Collaborations, projets et influences durables
Bien que Magnum Band demeure sa maison artistique, Dadou Pasquet multiplie les collaborations tout au long de sa carrière. On retrouve sa guitare et ses arrangements sur divers projets, dont l’album Live at Berklee, enregistré au Berklee Performance Center de Boston au début des années 1990.
Le poète André Fouad fait également appel à lui sur Chimen souvni m, où Dadou signe des arrangements d’une grande finesse, mêlant poésie, compas et jazz dans un dialogue sonore d’une rare élégance.
Son influence dépasse largement sa propre production : de nombreux guitaristes haïtiens contemporains — dont Makarios Césaire — reconnaissent en Dadou un maître formateur, un modèle indépassable dont le style a marqué l’évolution de la guitare compas.
Un héritage vivant
Au fil des décennies, Dadou Pasquet aura été à la fois musicien, maestro, mentor et passeur culturel. Depuis l’annonce de son décès, les hommages affluent dans la presse haïtienne, sur les radios de la Caraïbe et sur les réseaux sociaux de la diaspora. Tous saluent l’immense humilité de l’artiste, sa rigueur, son génie créatif et son rôle de pilier de la culture haïtienne.

Dans leur note publique, les membres de sa famille invitent à respecter l’un de ses souhaits les plus chers : « jwe mizik lan » — continuer à jouer cette musique qui l’a animé et qu’il a contribué à élever à un niveau d’excellence rare.
Dadou Pasquet laisse dans le deuil son épouse, ses enfants, ses frères — dont Tico, partenaire musical indéfectible — ainsi qu’une communauté artistique orpheline, mais consolée par l’immensité d’un patrimoine discographique qui traversera les générations.
Avec la disparition de Dadou Pasquet, ce n’est pas seulement un guitariste qui s’éteint, mais une manière singulière d’envisager le konpa dirèk : exigeante, inventive, enracinée et résolument ouverte sur le monde.

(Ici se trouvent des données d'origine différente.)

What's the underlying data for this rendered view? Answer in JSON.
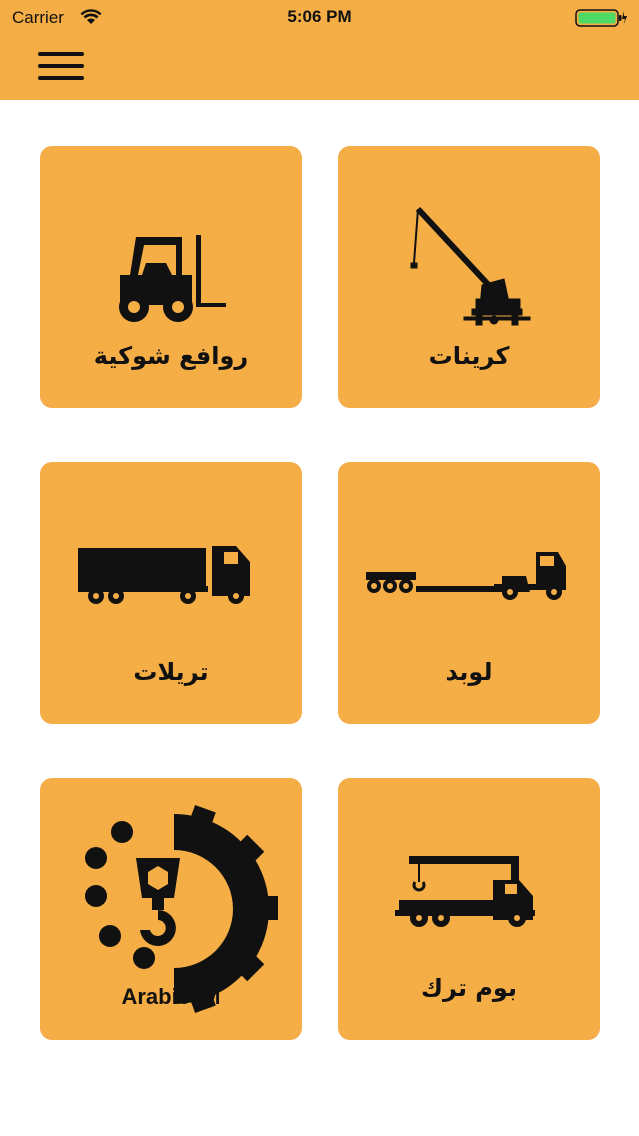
{
  "status_bar": {
    "carrier": "Carrier",
    "time": "5:06 PM",
    "battery_color": "#4cd964"
  },
  "nav": {
    "menu_icon": "hamburger-menu-icon",
    "background": "#f5ad45"
  },
  "tiles": [
    {
      "label": "كرينات",
      "icon": "crane-icon"
    },
    {
      "label": "روافع شوكية",
      "icon": "forklift-icon"
    },
    {
      "label": "لوبد",
      "icon": "lowbed-trailer-icon"
    },
    {
      "label": "تريلات",
      "icon": "semi-truck-icon"
    },
    {
      "label": "بوم ترك",
      "icon": "boom-truck-icon"
    },
    {
      "label": "",
      "icon": "arabic-m-logo",
      "logo_text": "Arabic. M"
    }
  ],
  "colors": {
    "tile": "#f5ad45",
    "icon": "#111111",
    "background": "#ffffff"
  }
}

Des premiers riffs avec Tabou Combo aux arrangements sophistiqués de Magnum Band, des tournées internationales aux Jeux Olympiques d’Atlanta, des collaborations littéraires à ses derniers concerts, son œuvre raconte une certitude : Haïti continue de parler au monde par sa musique.
Ses chansons, elles, ne sont pas en deuil. Elles continueront de retentir dans les bals, sur les ondes, dans les rues et dans les cœurs, rappelant que Dadou Pasquet demeure présent dans chaque accord de guitare compas qui fait vibrer Haïti.

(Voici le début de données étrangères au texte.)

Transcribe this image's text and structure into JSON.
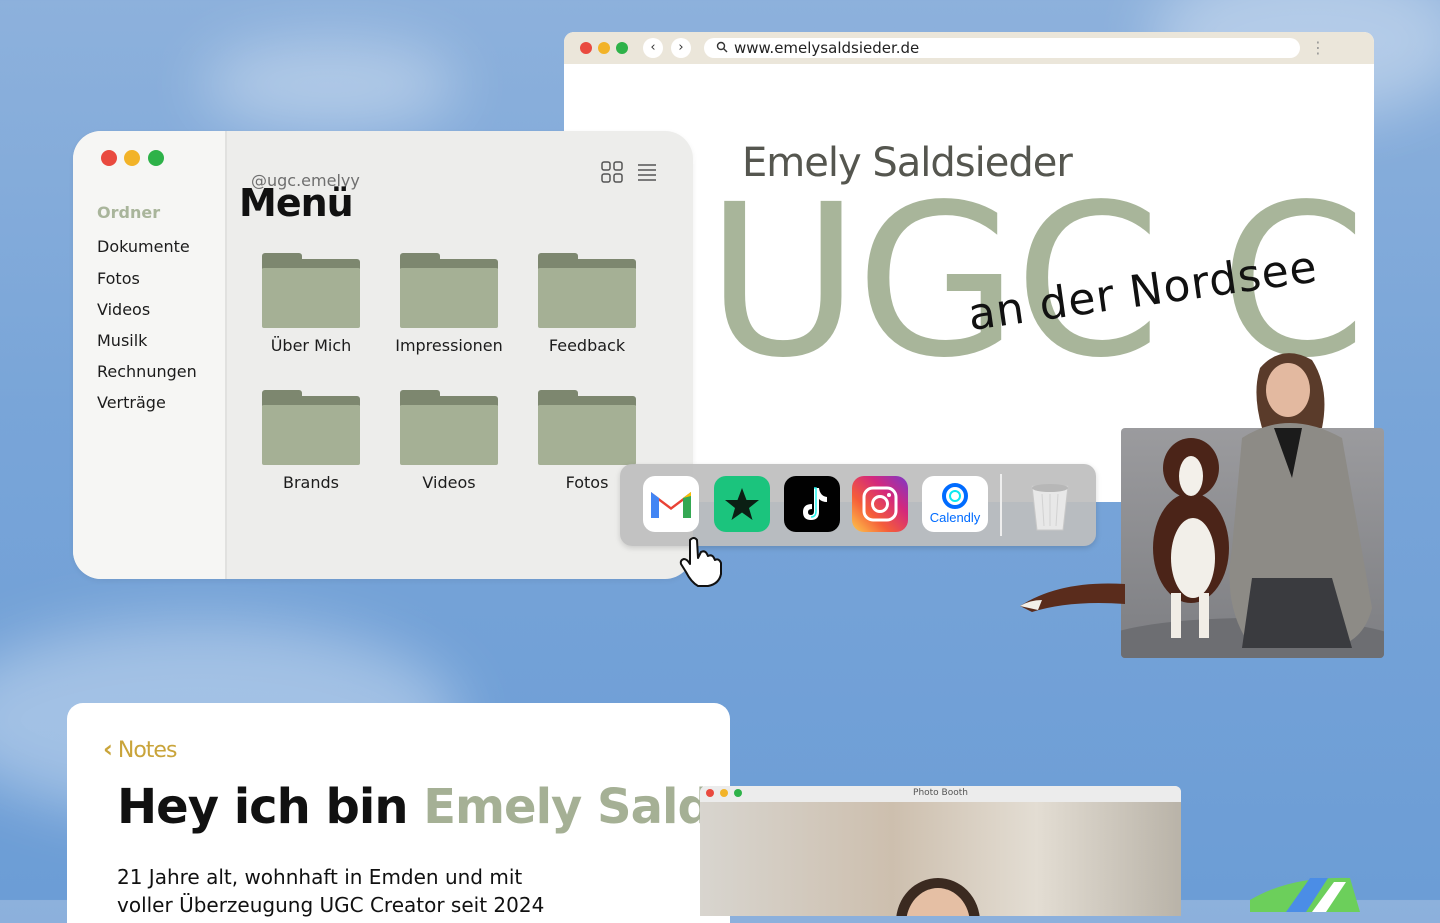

Les funérailles de André “Dadou” Pasquet ont eu lieu le samedi 30 novembre 2025 à St. Andrew’s Episcopal Church à Miami. Parents, amis proches et de nombreux membres de la communauté musicale se sont rassemblés pour rendre un dernier hommage au maître, saluer son immense contribution au compas haïtien, et partager leur émotion devant la perte d’un géant de la musique.

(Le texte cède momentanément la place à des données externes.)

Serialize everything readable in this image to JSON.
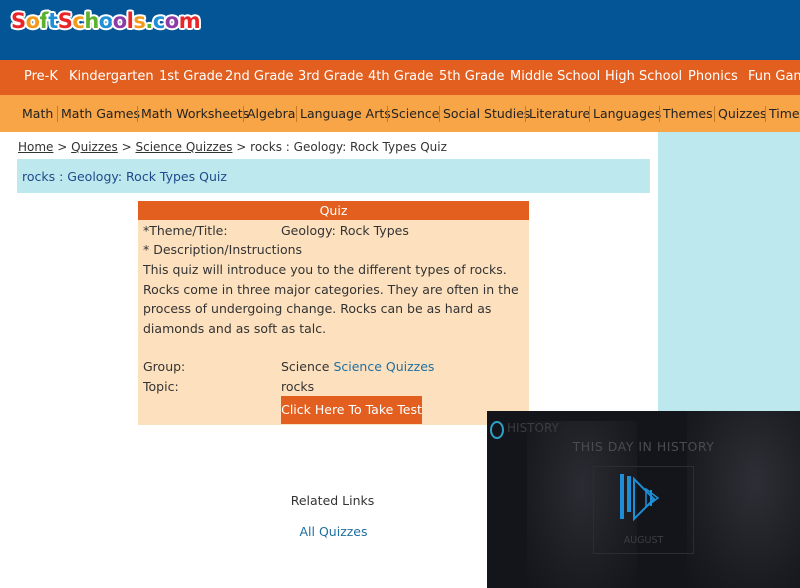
{
  "header": {
    "logo_text": [
      "S",
      "o",
      "f",
      "t",
      "S",
      "c",
      "h",
      "o",
      "o",
      "l",
      "s",
      ".",
      "c",
      "o",
      "m"
    ],
    "logo_colors": [
      "#e8262a",
      "#f39a1b",
      "#5cb230",
      "#1f8fd6",
      "#e8262a",
      "#f39a1b",
      "#5cb230",
      "#1f8fd6",
      "#8e3ba6",
      "#e8262a",
      "#f39a1b",
      "#5cb230",
      "#1f8fd6",
      "#8e3ba6",
      "#e8262a"
    ]
  },
  "nav_primary": {
    "items": [
      {
        "label": "Pre-K"
      },
      {
        "label": "Kindergarten"
      },
      {
        "label": "1st Grade"
      },
      {
        "label": "2nd Grade"
      },
      {
        "label": "3rd Grade"
      },
      {
        "label": "4th Grade"
      },
      {
        "label": "5th Grade"
      },
      {
        "label": "Middle School"
      },
      {
        "label": "High School"
      },
      {
        "label": "Phonics"
      },
      {
        "label": "Fun Gam"
      }
    ]
  },
  "nav_secondary": {
    "items": [
      {
        "label": "Math"
      },
      {
        "label": "Math Games"
      },
      {
        "label": "Math Worksheets"
      },
      {
        "label": "Algebra"
      },
      {
        "label": "Language Arts"
      },
      {
        "label": "Science"
      },
      {
        "label": "Social Studies"
      },
      {
        "label": "Literature"
      },
      {
        "label": "Languages"
      },
      {
        "label": "Themes"
      },
      {
        "label": "Quizzes"
      },
      {
        "label": "Timel"
      }
    ]
  },
  "breadcrumb": {
    "home": "Home",
    "sep": ">",
    "quizzes": "Quizzes",
    "science_quizzes": "Science Quizzes",
    "current": "rocks : Geology: Rock Types Quiz"
  },
  "page_title": "rocks : Geology: Rock Types Quiz",
  "quiz": {
    "heading": "Quiz",
    "theme_label": "*Theme/Title:",
    "theme_value": "Geology: Rock Types",
    "desc_label": "* Description/Instructions",
    "description": "This quiz will introduce you to the different types of rocks. Rocks come in three major categories. They are often in the process of undergoing change. Rocks can be as hard as diamonds and as soft as talc.",
    "group_label": "Group:",
    "group_value": "Science",
    "group_link": "Science Quizzes",
    "topic_label": "Topic:",
    "topic_value": "rocks",
    "take_test": "Click Here To Take Test"
  },
  "related": {
    "heading": "Related Links",
    "all_quizzes": "All Quizzes"
  },
  "video": {
    "brand": "HISTORY",
    "title": "THIS DAY IN HISTORY",
    "month": "AUGUST"
  }
}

Note de condoléances – Le Floridien
La rédaction et l’ensemble du personnel du journal Le Floridien présentent leurs plus sincères condoléances à la famille Pasquet, aux proches, aux membres du Magnum Band et à toute la communauté musicale haïtienne. Nous saluons la mémoire d’un artiste d’exception dont l’œuvre, immense et lumineuse, continuera d’inspirer les générations futures. Que son âme repose en paix.